When he tells her, for a moment he can't be sure if the hitch in her breath is fury or arousal. With his wife, there's not always a noticeable difference. But then her perfect mouth curls into a self-satisfied smile and his own breathing can ease. 

“What a rival.” She's practically preening. “The only woman in New York I can't beat, George.” 

“Are there any other women in New York? I hadn't noticed.” And he means it. 

She kisses him again, leaning down to suck on his bottom lip in a manner he can only describe as lascivious, and he's buried so deeply inside her that it's a constant struggle to stop his brain shorting out. 

“We should be in bed,” he groans. “I want to press you into the mattress and-” 

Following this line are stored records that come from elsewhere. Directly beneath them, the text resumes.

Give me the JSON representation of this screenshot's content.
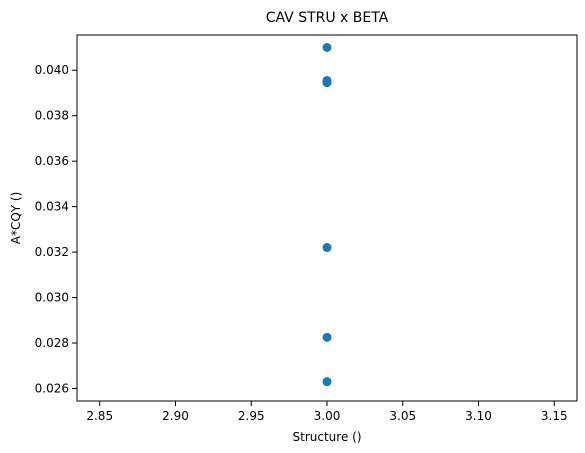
{
  "chart_data": {
    "type": "scatter",
    "title": "CAV STRU x BETA",
    "xlabel": "Structure ()",
    "ylabel": "A*CQY ()",
    "xlim": [
      2.835,
      3.165
    ],
    "ylim": [
      0.02545,
      0.04155
    ],
    "x_ticks": [
      2.85,
      2.9,
      2.95,
      3.0,
      3.05,
      3.1,
      3.15
    ],
    "x_tick_labels": [
      "2.85",
      "2.90",
      "2.95",
      "3.00",
      "3.05",
      "3.10",
      "3.15"
    ],
    "y_ticks": [
      0.026,
      0.028,
      0.03,
      0.032,
      0.034,
      0.036,
      0.038,
      0.04
    ],
    "y_tick_labels": [
      "0.026",
      "0.028",
      "0.030",
      "0.032",
      "0.034",
      "0.036",
      "0.038",
      "0.040"
    ],
    "grid": false,
    "legend": "none",
    "marker_color": "#1f77b4",
    "series": [
      {
        "points": [
          {
            "x": 3.0,
            "y": 0.041
          },
          {
            "x": 3.0,
            "y": 0.03955
          },
          {
            "x": 3.0,
            "y": 0.03945
          },
          {
            "x": 3.0,
            "y": 0.0322
          },
          {
            "x": 3.0,
            "y": 0.02825
          },
          {
            "x": 3.0,
            "y": 0.0263
          }
        ]
      }
    ]
  }
}
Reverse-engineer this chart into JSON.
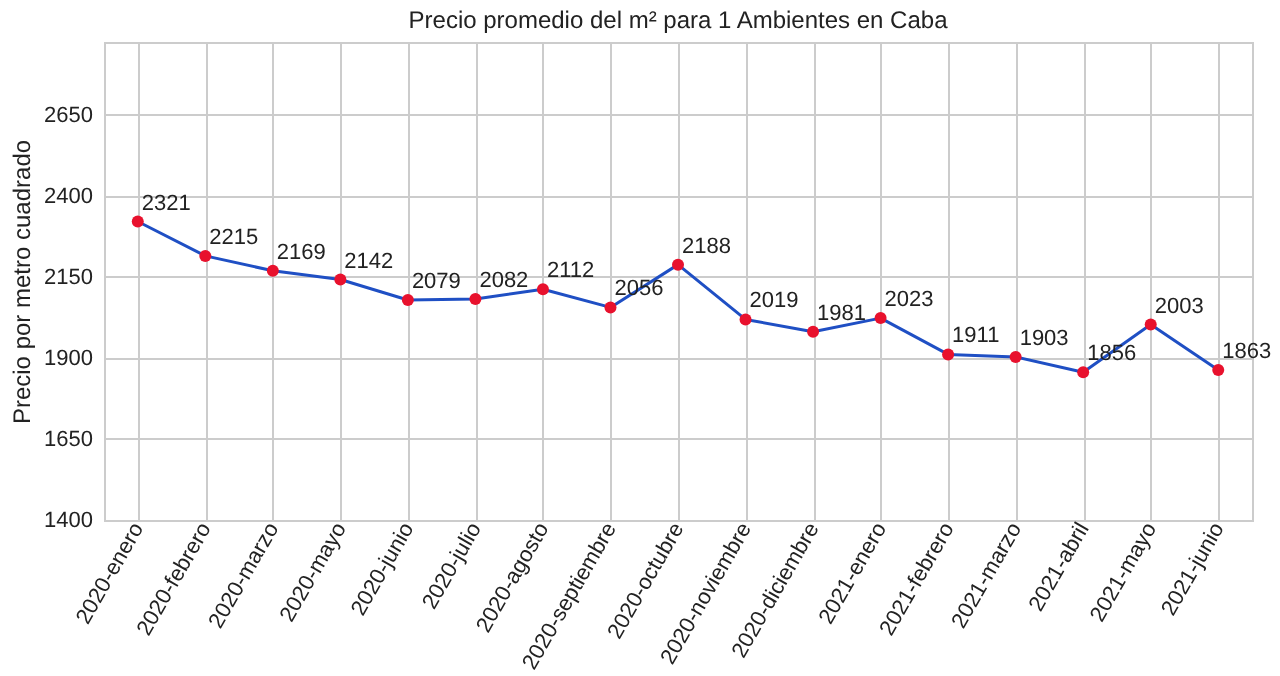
{
  "chart_data": {
    "type": "line",
    "title": "Precio promedio del m² para 1 Ambientes en Caba",
    "ylabel": "Precio por metro cuadrado",
    "categories": [
      "2020-enero",
      "2020-febrero",
      "2020-marzo",
      "2020-mayo",
      "2020-junio",
      "2020-julio",
      "2020-agosto",
      "2020-septiembre",
      "2020-octubre",
      "2020-noviembre",
      "2020-diciembre",
      "2021-enero",
      "2021-febrero",
      "2021-marzo",
      "2021-abril",
      "2021-mayo",
      "2021-junio"
    ],
    "series": [
      {
        "color": "#1f4fc4",
        "colors": [
          "#e8112d",
          "#e8112d",
          "#e8112d",
          "#e8112d",
          "#e8112d",
          "#e8112d",
          "#e8112d",
          "#e8112d",
          "#e8112d",
          "#e8112d",
          "#e8112d",
          "#e8112d",
          "#e8112d",
          "#e8112d",
          "#e8112d",
          "#e8112d",
          "#e8112d"
        ],
        "values": [
          2321,
          2215,
          2169,
          2142,
          2079,
          2082,
          2112,
          2056,
          2188,
          2019,
          1981,
          2023,
          1911,
          1903,
          1856,
          2003,
          1863
        ]
      }
    ],
    "ylim": [
      1400,
      2875
    ],
    "yticks": [
      1400,
      1650,
      1900,
      2150,
      2400,
      2650
    ],
    "grid": true,
    "marker": "circle",
    "data_labels": true
  }
}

“But if we were in bed, you couldn't admire your other lover so well.” Oh, Bertha is far too pleased with herself. And yet, she's never going to come close to how pleased he is with her. He'd get a portrait for every room of the house, his wife in a different dress, a different pose, something to entrance him wherever he was, every moment that he had to be without her. 

“I could admire my lover perfectly well,” he insists, his hands tight on her hips. “My only lover.” 

He'd tumbled a girl or two before he met Bertha, but those memories are practically nonexistent now and he'd certainly never loved them. She's it, she's everything. All he wants. 

“And you can't here? You're getting distracted?” She squeezes around him again, drawing a noise from him that he'd never want anyone else to hear. That nobody else has earned the right to hear. “By her?”

“She… it's you, my darling, she's you, only you…” 

He can say it a thousand times, it won't be enough. He needs to be sure she knows. Certainly, he loves the picture, as one facet of the real woman he adores more than anything. But nothing can ever make him feel the way that Bertha does. Magnificent as it is, paint and canvas could never capture the way she breathes when his tongue touches the skin just above her collarbone, the flutter of her eyelashes when he first buries himself inside her, even the pink flush of her chest as she gets closer and closer to her peak. Of course, if anyone saw her like that, even in order to paint it for him, he would have to have them killed. Painfully. Unlike the portrait, that vision of Bertha is just for him.